Schickel held out some hope, however, for the institution of movie star:

"There will be, doomsayers to the contrary, at least another fifty years of stars. Individuals will dominate the screen as dictatorially as any in the past. They will attain those heights of celebrity which, in our democratic fashion, we so mightily deprecate and envy. But these stars will not be the stars of movies alone. They will exercise their talents (or, if they have none, their primal appeals) in a wide variety of media. They will, as never before, be the master's of their own fate..."

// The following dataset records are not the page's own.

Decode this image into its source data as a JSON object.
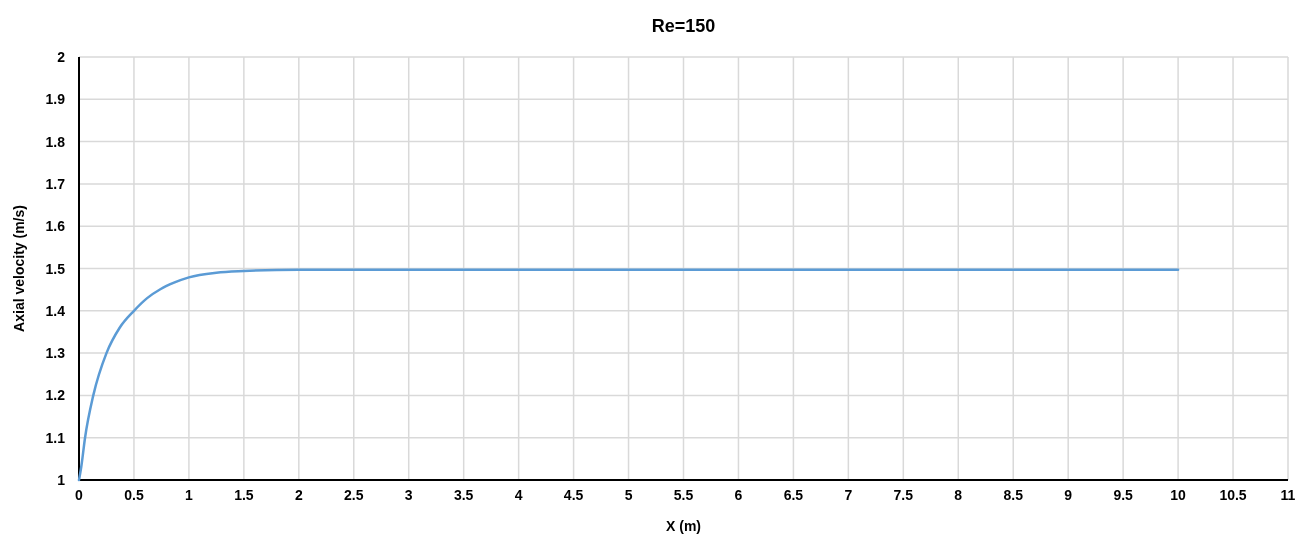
{
  "chart_data": {
    "type": "line",
    "title": "Re=150",
    "xlabel": "X (m)",
    "ylabel": "Axial velocity (m/s)",
    "xlim": [
      0,
      11
    ],
    "xticks": [
      0,
      0.5,
      1,
      1.5,
      2,
      2.5,
      3,
      3.5,
      4,
      4.5,
      5,
      5.5,
      6,
      6.5,
      7,
      7.5,
      8,
      8.5,
      9,
      9.5,
      10,
      10.5,
      11
    ],
    "ylim": [
      1,
      2
    ],
    "yticks": [
      1,
      1.1,
      1.2,
      1.3,
      1.4,
      1.5,
      1.6,
      1.7,
      1.8,
      1.9,
      2
    ],
    "grid": true,
    "series": [
      {
        "color": "#5b9bd5",
        "x": [
          0,
          0.02,
          0.055,
          0.13,
          0.25,
          0.37,
          0.5,
          0.62,
          0.74,
          0.87,
          1,
          1.25,
          1.5,
          2,
          3,
          4,
          5,
          6,
          7,
          8,
          9,
          10
        ],
        "values": [
          1,
          1.03,
          1.1,
          1.2,
          1.3,
          1.36,
          1.4,
          1.43,
          1.451,
          1.467,
          1.479,
          1.49,
          1.494,
          1.497,
          1.497,
          1.497,
          1.497,
          1.497,
          1.497,
          1.497,
          1.497,
          1.497
        ]
      }
    ]
  }
}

He was right about that. The wide variety of media he spoke about — Twitter, Instagram, and the rest — are all part of how stars market themselves. But social media has also destroyed the sense of illusion that was so important to the first generations of movie stars. In that way, he was right when he quoted the producer Buddy Adler, who predicted that when when stars no longer wanted "to live normal lives like everyone else... we won't have any illusions left to sell." This is a prediction of the Kardashians, the Hiltons, the Lohans and the Palins. These people don't even pretend to be interesting. The only difference between them and their audience is the financial gulf that divides them (and we don't as I said earlier, make fun of them the way the Marx Brothers would have). These people are also temporary diversions. There is nothing essential about them, and they have definitely not created anything that is meant to last. They are exclusively of the now.

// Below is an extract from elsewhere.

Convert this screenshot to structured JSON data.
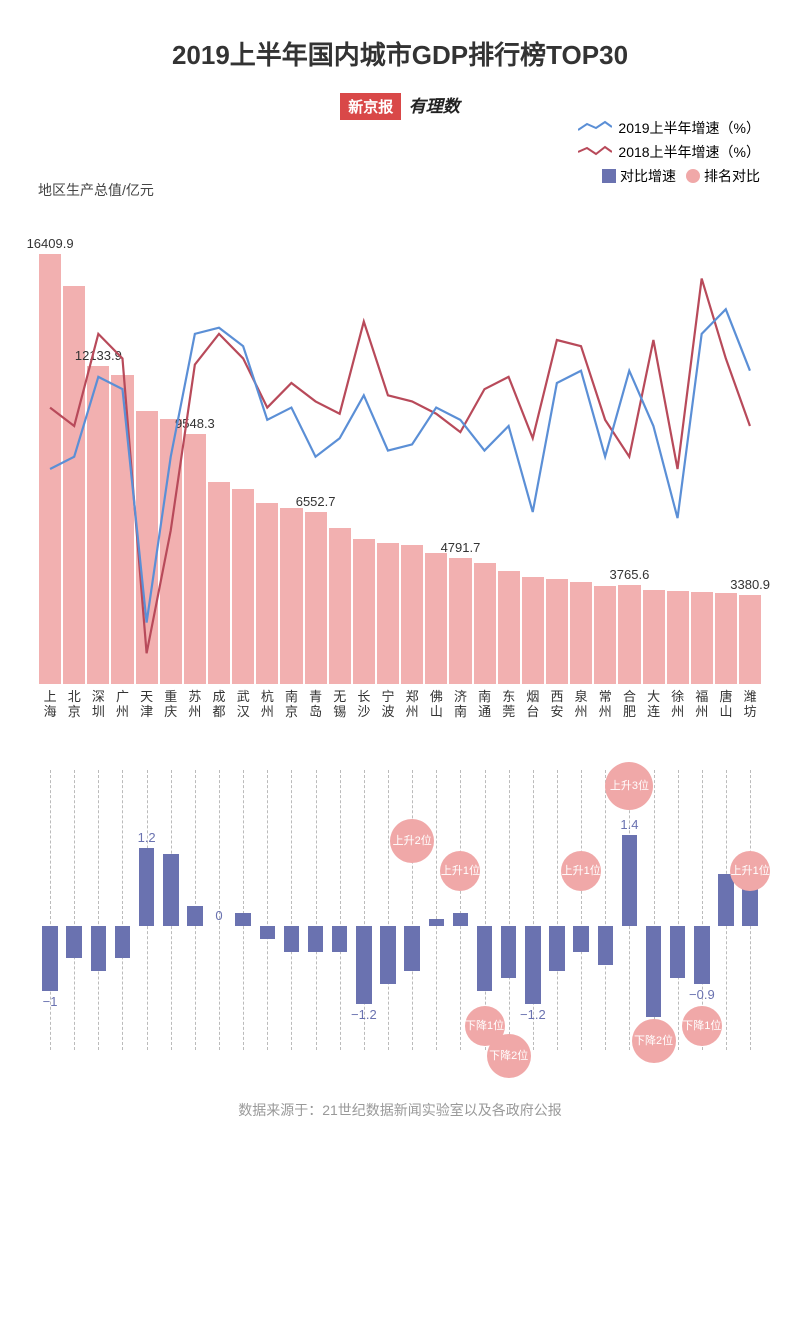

Because of that, the last line of Schickel's book is not quite the grace note of hope that he intended. "We need them," is the line and he said it not only of all the stars that he wrote about, but of those stars not yet created. He felt they were, and would be, an essential part of our cultural life. But there is a third reading that he couldn't have intended, but fits with the melancholy tone of his book, and is true for those of us who still love the movies and their history.

I read the last line as "We need them" — meaning those durable, beautiful stars of the past that he wrote so perceptively, and tragically, about in "The Stars."